= IFCI Ltd =

Financial institution

IFCI, previously Industrial Finance Corporation of India, is a development finance institution under the ownership of Ministry of Finance, Government of India. Established in 1948 as a statutory corporation, IFCI is currently a company listed on BSE and NSE. IFCI has seven subsidiaries and one associate.

The company has played a pivotal role in setting up various market intermediaries of repute in several niche areas like stock exchanges, entrepreneurship development organisations, consultancy organisations, educational and skill development institutes across the length and breadth of the country.

The Government of India has placed a Venture Capital Fund of Rs. 200 crore for Scheduled Castes (SC) with IFCI with an aim to promote entrepreneurship among the Scheduled Castes (SC) and to provide concessional finance. IFCI has also committed a contribution of Rs.50 crore as lead investor and Sponsor of the Fund. IFCI Venture Capital Funds Ltd., a subsidiary of IFCI Ltd., is the Investment Manager of the Fund. The Fund was operationalized during FY 2014-15 and IVCF is continuously making efforts for meeting the stated objective of the scheme.

Further, the Government of India designated IFCI as a nodal agency for the “Scheme of Credit Enhancement Guarantee for Scheduled Caste (SC) Entrepreneurs” in March 2015, with the objective of encouraging entrepreneurship in the lower strata of society. Under the scheme, IFCI would provide guarantees to banks against loans to young and start-up entrepreneurs belonging to scheduled castes.

On 1 July 1993, it was reconstituted as a company to impart a higher degree of operational flexibility. Because there was NPA increase, and it was making loss, then gov privatised it. IFCI was allowed to access the capital markets directly.

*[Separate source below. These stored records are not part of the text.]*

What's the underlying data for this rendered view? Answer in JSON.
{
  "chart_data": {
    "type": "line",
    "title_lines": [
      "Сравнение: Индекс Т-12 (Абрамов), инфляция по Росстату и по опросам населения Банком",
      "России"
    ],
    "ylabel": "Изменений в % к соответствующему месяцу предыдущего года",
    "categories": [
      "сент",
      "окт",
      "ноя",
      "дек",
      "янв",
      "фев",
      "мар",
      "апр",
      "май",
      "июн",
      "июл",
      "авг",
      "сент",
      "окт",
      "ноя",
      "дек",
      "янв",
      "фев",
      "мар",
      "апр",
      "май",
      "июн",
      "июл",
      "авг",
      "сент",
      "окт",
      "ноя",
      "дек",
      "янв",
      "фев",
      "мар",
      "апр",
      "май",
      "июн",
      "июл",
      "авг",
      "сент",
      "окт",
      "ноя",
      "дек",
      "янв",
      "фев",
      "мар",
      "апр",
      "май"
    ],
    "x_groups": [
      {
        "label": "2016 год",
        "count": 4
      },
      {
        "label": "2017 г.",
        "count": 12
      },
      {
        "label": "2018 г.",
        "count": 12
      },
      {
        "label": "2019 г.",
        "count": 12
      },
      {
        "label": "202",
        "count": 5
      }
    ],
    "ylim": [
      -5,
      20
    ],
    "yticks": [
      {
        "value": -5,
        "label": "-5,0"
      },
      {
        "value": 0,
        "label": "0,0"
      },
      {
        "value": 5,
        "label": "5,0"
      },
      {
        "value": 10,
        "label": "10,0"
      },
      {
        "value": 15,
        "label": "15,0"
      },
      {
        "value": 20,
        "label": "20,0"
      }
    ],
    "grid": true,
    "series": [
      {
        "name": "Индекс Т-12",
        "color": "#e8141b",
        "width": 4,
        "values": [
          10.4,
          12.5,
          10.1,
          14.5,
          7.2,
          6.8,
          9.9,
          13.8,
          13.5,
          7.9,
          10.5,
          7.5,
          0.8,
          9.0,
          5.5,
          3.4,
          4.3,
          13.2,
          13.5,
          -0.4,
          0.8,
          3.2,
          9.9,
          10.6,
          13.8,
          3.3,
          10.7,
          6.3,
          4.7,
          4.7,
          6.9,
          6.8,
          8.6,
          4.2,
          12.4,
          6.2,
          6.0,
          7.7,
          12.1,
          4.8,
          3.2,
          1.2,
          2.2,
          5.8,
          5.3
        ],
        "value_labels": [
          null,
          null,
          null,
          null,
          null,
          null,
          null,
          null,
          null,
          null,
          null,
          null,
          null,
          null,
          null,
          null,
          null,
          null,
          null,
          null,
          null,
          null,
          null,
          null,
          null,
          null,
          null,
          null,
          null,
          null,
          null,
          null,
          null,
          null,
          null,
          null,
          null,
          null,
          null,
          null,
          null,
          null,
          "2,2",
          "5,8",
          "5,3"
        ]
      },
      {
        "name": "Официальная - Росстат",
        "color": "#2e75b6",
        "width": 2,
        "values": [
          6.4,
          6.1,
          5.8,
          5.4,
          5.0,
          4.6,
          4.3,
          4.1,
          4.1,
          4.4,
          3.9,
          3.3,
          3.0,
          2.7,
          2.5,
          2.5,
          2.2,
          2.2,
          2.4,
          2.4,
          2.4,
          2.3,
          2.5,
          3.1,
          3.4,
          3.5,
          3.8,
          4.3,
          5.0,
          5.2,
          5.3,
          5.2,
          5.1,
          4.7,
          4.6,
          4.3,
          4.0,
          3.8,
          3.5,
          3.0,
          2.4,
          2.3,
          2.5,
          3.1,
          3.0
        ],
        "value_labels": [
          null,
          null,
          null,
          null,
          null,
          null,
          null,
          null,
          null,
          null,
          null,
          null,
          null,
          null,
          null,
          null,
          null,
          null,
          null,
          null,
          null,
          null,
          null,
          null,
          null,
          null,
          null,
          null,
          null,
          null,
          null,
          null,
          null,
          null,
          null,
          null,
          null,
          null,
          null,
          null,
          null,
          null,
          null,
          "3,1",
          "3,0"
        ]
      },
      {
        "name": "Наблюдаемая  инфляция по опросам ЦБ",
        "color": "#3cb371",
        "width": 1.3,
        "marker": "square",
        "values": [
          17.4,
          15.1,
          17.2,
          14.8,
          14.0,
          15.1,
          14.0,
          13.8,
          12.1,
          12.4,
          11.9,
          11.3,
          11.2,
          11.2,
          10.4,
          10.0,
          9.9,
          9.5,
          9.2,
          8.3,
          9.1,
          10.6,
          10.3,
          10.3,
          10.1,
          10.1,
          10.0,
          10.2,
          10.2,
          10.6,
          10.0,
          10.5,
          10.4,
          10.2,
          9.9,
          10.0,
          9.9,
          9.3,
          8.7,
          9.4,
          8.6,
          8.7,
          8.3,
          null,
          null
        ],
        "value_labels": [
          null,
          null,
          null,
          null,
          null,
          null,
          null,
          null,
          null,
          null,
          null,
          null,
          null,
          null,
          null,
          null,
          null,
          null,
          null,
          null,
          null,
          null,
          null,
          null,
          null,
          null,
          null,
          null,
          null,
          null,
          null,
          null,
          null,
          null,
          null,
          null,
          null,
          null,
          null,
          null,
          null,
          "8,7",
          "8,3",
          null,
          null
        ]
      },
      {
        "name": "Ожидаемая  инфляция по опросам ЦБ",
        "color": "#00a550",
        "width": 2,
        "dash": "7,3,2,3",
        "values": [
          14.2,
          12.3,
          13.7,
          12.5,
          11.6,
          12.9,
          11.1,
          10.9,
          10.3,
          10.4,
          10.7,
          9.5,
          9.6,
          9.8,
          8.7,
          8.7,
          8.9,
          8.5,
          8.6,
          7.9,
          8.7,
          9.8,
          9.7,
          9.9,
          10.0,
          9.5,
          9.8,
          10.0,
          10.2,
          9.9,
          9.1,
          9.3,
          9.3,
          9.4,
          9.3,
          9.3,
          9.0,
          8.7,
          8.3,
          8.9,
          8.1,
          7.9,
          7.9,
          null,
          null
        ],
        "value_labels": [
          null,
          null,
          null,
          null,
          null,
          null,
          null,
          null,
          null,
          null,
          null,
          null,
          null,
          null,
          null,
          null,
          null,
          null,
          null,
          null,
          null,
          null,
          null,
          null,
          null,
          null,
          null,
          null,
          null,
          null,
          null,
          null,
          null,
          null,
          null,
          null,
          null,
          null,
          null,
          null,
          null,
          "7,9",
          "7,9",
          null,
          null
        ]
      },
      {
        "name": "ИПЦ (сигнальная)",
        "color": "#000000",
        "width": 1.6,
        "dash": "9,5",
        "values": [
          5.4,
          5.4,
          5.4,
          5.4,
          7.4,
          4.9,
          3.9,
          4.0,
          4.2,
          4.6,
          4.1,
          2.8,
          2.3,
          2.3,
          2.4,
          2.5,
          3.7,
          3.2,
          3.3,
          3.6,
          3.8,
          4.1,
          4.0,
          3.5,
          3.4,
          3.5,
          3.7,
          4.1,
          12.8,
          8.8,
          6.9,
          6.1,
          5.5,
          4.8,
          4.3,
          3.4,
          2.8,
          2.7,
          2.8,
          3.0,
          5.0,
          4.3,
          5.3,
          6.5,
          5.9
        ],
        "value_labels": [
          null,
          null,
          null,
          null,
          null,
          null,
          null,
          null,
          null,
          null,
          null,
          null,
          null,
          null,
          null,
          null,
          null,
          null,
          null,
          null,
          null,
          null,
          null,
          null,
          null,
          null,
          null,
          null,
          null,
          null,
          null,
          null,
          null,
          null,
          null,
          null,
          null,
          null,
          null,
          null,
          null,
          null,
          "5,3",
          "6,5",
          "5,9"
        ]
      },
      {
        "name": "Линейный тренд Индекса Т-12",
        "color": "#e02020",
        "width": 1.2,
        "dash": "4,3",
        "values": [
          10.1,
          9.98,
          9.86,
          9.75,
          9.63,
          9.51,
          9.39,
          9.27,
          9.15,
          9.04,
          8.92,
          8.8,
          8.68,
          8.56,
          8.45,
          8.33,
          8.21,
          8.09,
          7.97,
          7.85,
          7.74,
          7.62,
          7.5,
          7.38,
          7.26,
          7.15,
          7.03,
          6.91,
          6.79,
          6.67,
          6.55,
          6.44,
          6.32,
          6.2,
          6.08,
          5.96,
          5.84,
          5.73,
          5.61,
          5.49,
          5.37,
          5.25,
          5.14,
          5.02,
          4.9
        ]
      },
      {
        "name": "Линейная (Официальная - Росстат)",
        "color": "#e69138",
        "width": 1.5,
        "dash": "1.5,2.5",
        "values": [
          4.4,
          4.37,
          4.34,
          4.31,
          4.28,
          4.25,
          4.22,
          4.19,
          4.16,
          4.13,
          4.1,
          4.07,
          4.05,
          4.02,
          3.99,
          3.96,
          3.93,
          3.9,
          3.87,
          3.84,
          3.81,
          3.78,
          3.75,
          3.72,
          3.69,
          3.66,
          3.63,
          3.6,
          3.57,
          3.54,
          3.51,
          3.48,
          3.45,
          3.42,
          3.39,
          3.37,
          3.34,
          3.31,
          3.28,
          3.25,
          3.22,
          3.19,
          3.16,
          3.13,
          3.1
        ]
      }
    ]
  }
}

In November 2024 the Government announced that it would be restructuring IFCI from a financial lender to an advisory firm, shutting down its lending options entirely.

==Functions==
It provides financial support for the diversified growth of Industries across the spectrum. The financing activities cover various kinds of projects such as airports, roads, telecom, power, real estate, manufacturing, services sector and such other allied industries. During its 70 years of existence, mega-projects like Adani Mundra Ports, GMR Goa International Airport, Salasar Highways, NRSS Transmission, Raichur Power Corporation, among others, were set up with the financial assistance of IFCI.